Manipulasi pada kedokteran
Obat
imunosupresif deksametason
Respon imun dapat dimanipulasi untuk menekan respon yang
disebabkan dari autoimunitas, alergi dan penolakan
transplantasi, dan untuk menstimulasi respon
protektif terhadap patogen yang sebagian besar menghindari sistem imun. Obat
imunosupresif digunakan untuk mengontrol
kekacauan autoimun atau radang ketika terlalu banyak kerusakan jaringan yang muncul, dan
untuk mencegah penolakan
transplantasi setelah transplantasi organ.[25][94]

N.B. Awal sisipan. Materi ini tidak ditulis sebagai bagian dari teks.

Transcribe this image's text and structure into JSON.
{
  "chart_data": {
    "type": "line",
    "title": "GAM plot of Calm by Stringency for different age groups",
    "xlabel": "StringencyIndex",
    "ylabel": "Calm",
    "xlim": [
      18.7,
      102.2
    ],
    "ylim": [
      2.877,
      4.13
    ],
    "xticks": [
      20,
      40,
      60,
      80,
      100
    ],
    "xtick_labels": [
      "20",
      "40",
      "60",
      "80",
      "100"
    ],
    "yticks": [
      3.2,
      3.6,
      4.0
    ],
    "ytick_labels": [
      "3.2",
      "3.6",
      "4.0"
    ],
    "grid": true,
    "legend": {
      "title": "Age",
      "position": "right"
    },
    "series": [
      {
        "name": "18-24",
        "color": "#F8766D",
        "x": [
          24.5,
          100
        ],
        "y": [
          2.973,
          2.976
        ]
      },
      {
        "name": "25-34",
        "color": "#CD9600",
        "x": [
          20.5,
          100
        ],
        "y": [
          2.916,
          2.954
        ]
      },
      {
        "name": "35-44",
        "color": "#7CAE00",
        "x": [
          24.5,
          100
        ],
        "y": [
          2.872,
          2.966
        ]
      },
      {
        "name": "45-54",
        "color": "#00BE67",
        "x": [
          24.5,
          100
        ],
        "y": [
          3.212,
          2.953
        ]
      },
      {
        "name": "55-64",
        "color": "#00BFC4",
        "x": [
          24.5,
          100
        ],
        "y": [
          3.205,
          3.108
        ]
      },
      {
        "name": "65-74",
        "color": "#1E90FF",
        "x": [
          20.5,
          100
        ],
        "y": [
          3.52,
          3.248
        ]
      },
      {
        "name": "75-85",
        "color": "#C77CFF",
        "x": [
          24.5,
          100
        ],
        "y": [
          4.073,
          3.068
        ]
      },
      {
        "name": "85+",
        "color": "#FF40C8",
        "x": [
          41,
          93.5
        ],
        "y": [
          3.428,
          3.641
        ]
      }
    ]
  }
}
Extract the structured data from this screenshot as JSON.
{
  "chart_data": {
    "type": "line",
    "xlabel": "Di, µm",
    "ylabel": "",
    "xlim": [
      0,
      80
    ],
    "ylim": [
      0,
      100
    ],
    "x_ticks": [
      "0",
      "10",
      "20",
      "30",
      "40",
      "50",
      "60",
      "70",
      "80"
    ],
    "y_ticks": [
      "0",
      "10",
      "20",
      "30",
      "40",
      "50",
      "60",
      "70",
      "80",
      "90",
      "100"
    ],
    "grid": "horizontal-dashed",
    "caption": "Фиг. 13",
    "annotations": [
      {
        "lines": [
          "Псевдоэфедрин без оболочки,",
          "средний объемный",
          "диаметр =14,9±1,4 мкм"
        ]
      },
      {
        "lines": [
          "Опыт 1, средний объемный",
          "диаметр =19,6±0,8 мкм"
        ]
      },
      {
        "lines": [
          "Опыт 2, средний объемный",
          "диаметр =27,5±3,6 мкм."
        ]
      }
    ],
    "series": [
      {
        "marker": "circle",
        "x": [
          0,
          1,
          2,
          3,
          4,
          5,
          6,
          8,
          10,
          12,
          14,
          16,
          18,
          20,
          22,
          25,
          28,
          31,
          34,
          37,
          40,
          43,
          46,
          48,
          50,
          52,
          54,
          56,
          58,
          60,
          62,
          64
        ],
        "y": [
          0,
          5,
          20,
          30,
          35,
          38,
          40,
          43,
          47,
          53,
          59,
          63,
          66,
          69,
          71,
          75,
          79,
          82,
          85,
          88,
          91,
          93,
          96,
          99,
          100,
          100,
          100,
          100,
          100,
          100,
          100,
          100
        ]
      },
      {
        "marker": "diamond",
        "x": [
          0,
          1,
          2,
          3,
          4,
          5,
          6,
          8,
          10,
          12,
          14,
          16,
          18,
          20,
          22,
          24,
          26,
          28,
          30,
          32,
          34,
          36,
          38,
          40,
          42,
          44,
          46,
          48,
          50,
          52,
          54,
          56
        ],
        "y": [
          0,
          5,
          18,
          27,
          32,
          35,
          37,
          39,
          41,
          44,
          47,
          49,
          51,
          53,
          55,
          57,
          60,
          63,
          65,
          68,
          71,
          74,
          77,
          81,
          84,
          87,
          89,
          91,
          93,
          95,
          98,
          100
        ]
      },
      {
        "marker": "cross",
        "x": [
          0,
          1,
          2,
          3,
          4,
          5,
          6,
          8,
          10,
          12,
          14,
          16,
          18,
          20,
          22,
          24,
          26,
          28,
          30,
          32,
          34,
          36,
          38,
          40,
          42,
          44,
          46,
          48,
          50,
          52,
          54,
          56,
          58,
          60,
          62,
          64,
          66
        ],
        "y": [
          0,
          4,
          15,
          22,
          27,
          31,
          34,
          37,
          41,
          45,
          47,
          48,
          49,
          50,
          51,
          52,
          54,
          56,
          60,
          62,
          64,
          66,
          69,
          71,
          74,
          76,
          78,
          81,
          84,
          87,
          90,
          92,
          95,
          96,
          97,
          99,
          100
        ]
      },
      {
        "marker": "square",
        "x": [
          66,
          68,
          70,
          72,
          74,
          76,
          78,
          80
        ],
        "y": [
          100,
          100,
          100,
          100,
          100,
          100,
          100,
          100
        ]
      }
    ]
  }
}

Obat anti radang sering digunakan untuk mengontrol pengaruh peradangan. Glukokortikoid adalah obat anti radang yang paling kuat, namun, obat
tersebut memiliki banyak efek samping (seperti obesitas pusat, hiperglikemia, osteoporosis) dan penggunaan obat tersebut harus dikontrol dengan baik.[95] Oleh sebab itu, dosis obat anti radang yang lebih sedikit
sering digunakan pada hubungan dengan sitotoksik atau obat imunosupresif seperti metotreksat atau azatioprin. Obat
sitotoksik mencegah respon imun dengan
membunuh sel yang terbagi seperti sel T yang sudah diaktivasi. Namun,
pembunuhan sel dilakukan sembarangan dan organ lain serta tipe sel terpengaruh,
yang dapat menyebabkan efek samping berupa toksin.[94] Obat imunosupresif seperti siklosporin mencegah sel T dari merespon sinyal dengan menghalangi
jalur transduksi
sinyal.[96]
Obat yang lebih besar (>500 Da) dapat menyebabkan netralisir respon imun, terutama jika
obat digunakan berulang-ulang atau pada dosis yang lebih besar. Batasan
efektifitas obat berdasarkan dari peptid dan protein yang lebih besar (yang
lebih besar daripada 6000 Da). Pada beberapa kasus, obat tersebut tidak
imunogenik, tetapi dapat dilakukan dengan campuran imunogenik, seperti pada
kasus taksol. Metode komputerisasi telah dikembangkan untuk memprediksi
imunogenisitas peptid dan protein yang berguna untuk menentukan antibodi
pengobatan, menaksir kejahatan mutasi pada partikel virus, dan validasi
perawatan obat berdasarkan peptid. Teknik awal menyandarkan pada observasi
bahwa hidrofil asam
amino dilambangkan pada daerah epitop
daripada hidrofob asam amino;[97] namun, banyak perkembangan terkini bersandar pada teknik
pembelajaran mesin menggunakan basis data epitop yang diketahui ada, biasanya
pada protein yang sudah diteliti dengan baik sebagai kumpulan percobaan.[98] Basis data yang dapat diakses di depan umum telah didirikan
untuk mengkatalogkan epitop dari patogen yang diketahui dapat dikenali oleh sel
B.[99] Penelitian berdasarkan bioinformatika terhadal imunogenisitas merujuk pada sebutan imunoinformatika.[100]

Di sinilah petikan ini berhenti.